Nov 11th, 2009 | By | Category: Campus News, Issue, November 12, 2009

Rural Nebraskans generally are less positive about their communities this year than in the past, according to the 2009 Nebraska Rural Poll.

The 14th annual UNL poll was taken last March and April, a time of great economic uncertainty, poll organizers noted. That uncertainty is reflected in this year’s poll results.

For example, the percentage of people who said their community changed for the better in the last year declined from 30 to 23 percent, which matched 2003 for the lowest in the poll’s history. Twenty-six percent of respondents said their community changed for the worse in the last year, the highest in the poll’s history, and up from 22 percent in 2008.

Rural Poll surveys were mailed to about 6,400 randomly selected households in Nebraska’s 84 non-metropolitan counties. Results are based on 2,852 responses.

Most respondents continue to see their communities as good places to live. Seventy-four percent describe their communities as friendly, 63 percent as trusting and 67 percent as supportive.

Two-thirds said they considered their communities to be “very special to me” and 62 percent agreed that “I feel I can really be myself in my community.”

Also, 52 percent said it would be difficult to leave their community, while 31 percent said it would be easy.

As in past years, positive sentiments about communities tend to be stronger among people who live in smaller towns and among people who are older and who have lived in the community for longer.

“Familiarity gets comfortable,” said Randy Cantrell, rural sociologist with the Nebraska Rural Initiative.

Poll respondents continue to be relatively satisfied with basic community services and amenities. Satisfaction with fire protection, parks and recreation, library services and religious organizations all ranked above 70 percent.

On the other hand, at least one-third of respondents registered dissatisfaction with entertainment, retail shopping, restaurants, streets and roads, arts and cultural activities and local government.

Meantime, dissatisfaction with some services has steadily trended downward over the years.

“One of them that ought to be worrisome is nursing home care,” said UNL public policy specialist Brad Lubben. Satisfaction with nursing home care has dropped from 63 percent in 1997 to 45 percent this year. Lubben noted that satisfaction with senior centers also has dropped, from 66 percent in 1997 to 47 percent in the latest poll.

The decreased satisfaction may stem only in part from an actual decline in quality and/or availability of care, Lubben said. It’s likely that another factor is an increased awareness of senior care needs among an aging population.

In a similar vein, satisfaction with mental health services in rural Nebraska dropped from 34 percent in 1997 to 24 percent in 2009.

On the other hand, there are signs in this year’s Rural Poll that key communications technologies are getting better in rural Nebraska. Satisfaction with cell-phone and Internet service are at 61 percent and 58 percent, up from 49 and 50 percent, respectively, in 2006.
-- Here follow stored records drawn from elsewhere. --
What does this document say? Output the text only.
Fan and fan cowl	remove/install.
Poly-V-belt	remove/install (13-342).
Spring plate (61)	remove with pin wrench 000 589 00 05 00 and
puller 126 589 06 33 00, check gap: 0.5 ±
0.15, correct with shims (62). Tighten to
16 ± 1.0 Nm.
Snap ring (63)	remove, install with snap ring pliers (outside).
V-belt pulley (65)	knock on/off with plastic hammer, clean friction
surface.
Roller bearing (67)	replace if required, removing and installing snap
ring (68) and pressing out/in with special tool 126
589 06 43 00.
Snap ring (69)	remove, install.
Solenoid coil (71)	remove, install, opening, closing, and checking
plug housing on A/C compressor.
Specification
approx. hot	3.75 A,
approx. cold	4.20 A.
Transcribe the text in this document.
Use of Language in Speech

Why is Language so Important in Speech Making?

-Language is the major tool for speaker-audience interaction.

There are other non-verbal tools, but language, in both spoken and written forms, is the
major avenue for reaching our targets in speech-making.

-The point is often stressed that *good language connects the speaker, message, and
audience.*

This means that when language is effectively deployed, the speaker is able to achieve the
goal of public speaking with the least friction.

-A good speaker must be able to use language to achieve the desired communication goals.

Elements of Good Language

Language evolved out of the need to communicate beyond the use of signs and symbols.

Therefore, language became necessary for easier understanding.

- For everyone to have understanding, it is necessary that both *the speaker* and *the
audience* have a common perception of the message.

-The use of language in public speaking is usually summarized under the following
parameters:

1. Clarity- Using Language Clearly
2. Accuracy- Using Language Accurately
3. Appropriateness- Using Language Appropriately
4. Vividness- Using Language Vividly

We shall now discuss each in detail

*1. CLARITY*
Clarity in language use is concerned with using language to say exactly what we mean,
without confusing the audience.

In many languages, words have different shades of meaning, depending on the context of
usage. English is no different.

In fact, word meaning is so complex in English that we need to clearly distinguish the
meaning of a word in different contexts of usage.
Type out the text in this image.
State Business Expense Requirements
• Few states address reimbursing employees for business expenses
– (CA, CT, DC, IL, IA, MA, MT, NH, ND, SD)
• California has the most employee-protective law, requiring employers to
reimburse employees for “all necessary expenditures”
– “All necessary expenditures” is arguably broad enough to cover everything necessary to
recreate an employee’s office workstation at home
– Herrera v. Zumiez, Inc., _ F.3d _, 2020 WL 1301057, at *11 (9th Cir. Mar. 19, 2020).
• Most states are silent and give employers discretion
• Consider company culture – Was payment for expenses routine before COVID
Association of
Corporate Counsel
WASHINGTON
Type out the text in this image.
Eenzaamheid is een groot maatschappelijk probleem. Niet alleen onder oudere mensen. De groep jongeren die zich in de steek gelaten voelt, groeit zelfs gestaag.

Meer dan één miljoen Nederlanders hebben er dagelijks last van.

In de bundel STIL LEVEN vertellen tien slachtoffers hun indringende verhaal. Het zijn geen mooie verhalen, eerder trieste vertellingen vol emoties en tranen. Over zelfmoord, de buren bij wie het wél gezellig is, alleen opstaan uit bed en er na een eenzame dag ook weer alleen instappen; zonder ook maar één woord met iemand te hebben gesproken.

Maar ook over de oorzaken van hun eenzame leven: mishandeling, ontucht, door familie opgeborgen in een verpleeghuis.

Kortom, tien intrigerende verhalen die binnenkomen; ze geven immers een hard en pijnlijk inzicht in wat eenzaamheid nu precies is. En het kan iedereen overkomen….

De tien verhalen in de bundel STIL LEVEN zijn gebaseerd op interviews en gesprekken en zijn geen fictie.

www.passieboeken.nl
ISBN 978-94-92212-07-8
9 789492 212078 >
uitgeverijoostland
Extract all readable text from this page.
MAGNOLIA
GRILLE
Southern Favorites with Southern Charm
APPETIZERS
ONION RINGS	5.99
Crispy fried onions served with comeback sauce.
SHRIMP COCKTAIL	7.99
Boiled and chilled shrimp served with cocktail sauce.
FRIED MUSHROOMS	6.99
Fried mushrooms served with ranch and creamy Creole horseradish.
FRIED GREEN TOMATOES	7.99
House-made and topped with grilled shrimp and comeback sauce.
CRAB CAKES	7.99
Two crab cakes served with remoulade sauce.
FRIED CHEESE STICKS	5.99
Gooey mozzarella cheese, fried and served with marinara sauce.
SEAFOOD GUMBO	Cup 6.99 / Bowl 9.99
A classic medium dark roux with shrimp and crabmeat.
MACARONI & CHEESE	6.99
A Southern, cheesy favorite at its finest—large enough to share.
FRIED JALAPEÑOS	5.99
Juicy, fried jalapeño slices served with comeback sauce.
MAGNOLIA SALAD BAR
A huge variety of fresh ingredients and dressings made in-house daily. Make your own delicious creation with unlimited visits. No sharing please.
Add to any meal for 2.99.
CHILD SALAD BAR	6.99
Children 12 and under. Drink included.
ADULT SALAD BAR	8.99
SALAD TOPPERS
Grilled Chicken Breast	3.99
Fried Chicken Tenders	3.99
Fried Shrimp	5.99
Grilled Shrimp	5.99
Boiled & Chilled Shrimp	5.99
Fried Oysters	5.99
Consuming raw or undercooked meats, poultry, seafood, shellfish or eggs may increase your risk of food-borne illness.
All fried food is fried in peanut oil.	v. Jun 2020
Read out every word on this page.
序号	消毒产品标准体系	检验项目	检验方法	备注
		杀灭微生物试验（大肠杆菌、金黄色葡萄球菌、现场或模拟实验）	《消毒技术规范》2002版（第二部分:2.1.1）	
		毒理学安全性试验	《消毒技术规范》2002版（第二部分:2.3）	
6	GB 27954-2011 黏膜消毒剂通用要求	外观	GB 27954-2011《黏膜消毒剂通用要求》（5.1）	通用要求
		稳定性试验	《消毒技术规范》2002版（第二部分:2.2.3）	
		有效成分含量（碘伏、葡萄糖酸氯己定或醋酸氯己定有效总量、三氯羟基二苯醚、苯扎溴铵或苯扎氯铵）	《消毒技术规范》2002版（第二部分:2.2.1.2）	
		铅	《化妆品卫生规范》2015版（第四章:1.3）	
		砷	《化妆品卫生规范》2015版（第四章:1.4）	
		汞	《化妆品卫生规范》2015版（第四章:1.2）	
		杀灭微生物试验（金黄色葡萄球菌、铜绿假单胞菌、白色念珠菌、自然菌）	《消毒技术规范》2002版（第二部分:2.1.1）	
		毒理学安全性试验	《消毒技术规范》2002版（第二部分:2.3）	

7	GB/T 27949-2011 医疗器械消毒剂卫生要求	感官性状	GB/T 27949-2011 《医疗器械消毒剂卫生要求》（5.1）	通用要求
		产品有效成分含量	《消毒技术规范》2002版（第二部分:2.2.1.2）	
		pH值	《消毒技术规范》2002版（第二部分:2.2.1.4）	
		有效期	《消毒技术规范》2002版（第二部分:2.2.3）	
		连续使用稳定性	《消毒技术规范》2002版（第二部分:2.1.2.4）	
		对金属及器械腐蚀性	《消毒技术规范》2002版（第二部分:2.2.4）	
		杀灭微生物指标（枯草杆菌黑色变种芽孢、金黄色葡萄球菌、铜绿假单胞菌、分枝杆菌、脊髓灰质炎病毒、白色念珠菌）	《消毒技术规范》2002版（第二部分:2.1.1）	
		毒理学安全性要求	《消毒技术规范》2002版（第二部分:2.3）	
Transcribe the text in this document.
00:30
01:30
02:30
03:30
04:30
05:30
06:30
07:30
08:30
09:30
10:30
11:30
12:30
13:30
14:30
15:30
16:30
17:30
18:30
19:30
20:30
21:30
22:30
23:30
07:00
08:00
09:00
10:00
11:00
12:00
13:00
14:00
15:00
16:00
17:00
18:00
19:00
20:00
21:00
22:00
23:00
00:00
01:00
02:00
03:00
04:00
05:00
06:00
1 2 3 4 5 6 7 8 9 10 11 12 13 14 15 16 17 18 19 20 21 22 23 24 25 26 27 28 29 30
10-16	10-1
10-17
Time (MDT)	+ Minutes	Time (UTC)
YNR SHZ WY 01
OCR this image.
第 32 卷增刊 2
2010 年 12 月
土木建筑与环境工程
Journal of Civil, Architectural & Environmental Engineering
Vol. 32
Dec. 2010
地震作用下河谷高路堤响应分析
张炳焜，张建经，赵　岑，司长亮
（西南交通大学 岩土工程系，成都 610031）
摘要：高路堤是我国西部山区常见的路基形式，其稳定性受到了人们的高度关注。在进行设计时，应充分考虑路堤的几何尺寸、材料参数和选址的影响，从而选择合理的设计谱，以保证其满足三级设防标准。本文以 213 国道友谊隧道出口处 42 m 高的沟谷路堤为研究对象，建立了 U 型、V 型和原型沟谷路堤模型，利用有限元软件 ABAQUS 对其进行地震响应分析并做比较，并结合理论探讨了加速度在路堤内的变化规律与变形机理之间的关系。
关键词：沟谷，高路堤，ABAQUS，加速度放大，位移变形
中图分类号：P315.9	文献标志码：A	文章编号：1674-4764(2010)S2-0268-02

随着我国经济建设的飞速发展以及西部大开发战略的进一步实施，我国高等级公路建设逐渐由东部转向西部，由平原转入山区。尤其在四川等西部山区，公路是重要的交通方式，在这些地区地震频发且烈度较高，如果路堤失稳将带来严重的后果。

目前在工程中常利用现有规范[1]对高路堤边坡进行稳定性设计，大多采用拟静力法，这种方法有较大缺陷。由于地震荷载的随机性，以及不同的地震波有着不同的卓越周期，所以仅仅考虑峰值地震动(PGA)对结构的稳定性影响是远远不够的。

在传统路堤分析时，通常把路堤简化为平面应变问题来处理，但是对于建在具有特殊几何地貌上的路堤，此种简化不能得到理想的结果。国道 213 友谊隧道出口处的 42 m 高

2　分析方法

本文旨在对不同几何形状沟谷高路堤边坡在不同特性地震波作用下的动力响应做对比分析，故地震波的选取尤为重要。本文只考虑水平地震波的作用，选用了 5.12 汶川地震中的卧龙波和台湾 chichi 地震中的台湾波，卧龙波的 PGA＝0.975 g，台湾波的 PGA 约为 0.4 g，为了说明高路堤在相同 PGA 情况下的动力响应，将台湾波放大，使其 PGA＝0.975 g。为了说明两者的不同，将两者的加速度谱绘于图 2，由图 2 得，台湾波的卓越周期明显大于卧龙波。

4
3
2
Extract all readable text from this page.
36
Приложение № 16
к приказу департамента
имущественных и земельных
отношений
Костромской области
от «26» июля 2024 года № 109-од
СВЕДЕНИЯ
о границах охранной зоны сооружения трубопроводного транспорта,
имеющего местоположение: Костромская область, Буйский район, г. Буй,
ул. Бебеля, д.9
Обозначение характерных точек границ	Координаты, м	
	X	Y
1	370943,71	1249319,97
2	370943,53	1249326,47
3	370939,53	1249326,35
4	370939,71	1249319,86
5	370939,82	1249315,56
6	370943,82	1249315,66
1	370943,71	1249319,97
“The technologies of today are apparently improving across nonmetropolitan Nebraska,” said agricultural economist Bruce Johnson.

The Rural Poll is the largest annual poll of rural Nebraskans’ perceptions on quality of life and policy issues. This year’s response rate was about 44 percent. The margin of error is plus or minus 3 percent. Complete results are available online at

The university’s Center for Applied Rural Innovation conducts the poll in cooperation with the Nebraska Rural Initiative with funding from UNL Extension and the Agricultural Research Division in the Institute of Agriculture and Natural Resources.